Amazon.com Inc. has started booking revenue from retail sales in individual European countries, instead of channeling all sales through low-tax Luxembourg, the Wall Street Journal reported.

The change was made effective on May 1, a company spokesman told the journal. Amazon said it had started preparing to diversify its retail sales structure two years ago, the journal reported.

Amazon did not respond to e-mail or phone requests for comment.

The change at the e-commerce company has come amid greater scrutiny of corporate tax avoidance on both sides of the Atlantic in recent years.

European Union antitrust regulators opened an investigation into Amazon’s tax-minimising arrangements with Luxembourg in October.
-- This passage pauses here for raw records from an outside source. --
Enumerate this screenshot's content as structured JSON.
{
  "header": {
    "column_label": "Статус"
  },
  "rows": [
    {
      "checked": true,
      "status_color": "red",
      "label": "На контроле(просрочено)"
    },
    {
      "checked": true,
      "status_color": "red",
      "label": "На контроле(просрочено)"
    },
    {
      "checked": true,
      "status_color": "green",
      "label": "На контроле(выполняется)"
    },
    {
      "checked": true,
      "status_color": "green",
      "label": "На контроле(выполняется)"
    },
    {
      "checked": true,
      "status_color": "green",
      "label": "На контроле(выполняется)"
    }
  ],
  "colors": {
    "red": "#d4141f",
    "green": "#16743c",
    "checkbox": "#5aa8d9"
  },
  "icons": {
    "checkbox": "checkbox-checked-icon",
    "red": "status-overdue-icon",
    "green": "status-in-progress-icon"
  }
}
The investigation focuses on whether Luxembourg broke EU state aid rules by agreeing to a deal which allows Amazon to operate almost tax-free in Europe.

The EU’s antitrust chief said earlier this month that EU regulators would miss a June deadline to decide whether the tax deals granted by individual member states to Amazon and other companies such as Apple Inc. and Starbucks Corp. were legal because they lacked some data.

Luxembourg has faced international criticism following media revelations in November based on leaked documents, dubbed ‘LuxLeaks’, that detailed its role in helping companies channel profits through the country and pay low tax rates rather than higher rates in states where they did more business.

Amazon set up in Luxembourg in 2005. European newspapers reported that this arrangement deprived European governments of hundreds of millions of dollars in tax that it might otherwise have owed. But a 2012 Reuters examination of accounts filed by 25 Amazon units in six countries shows how they also allowed the company to avoid paying more tax in the US, where the company is based. The US Internal Revenue Service (IRS) wants $1.5 billion in back taxes.

In effect, Amazon used inter-company payments to form a tax shield for the group, behind which it has accumulated $2 billion to help finance its expansion.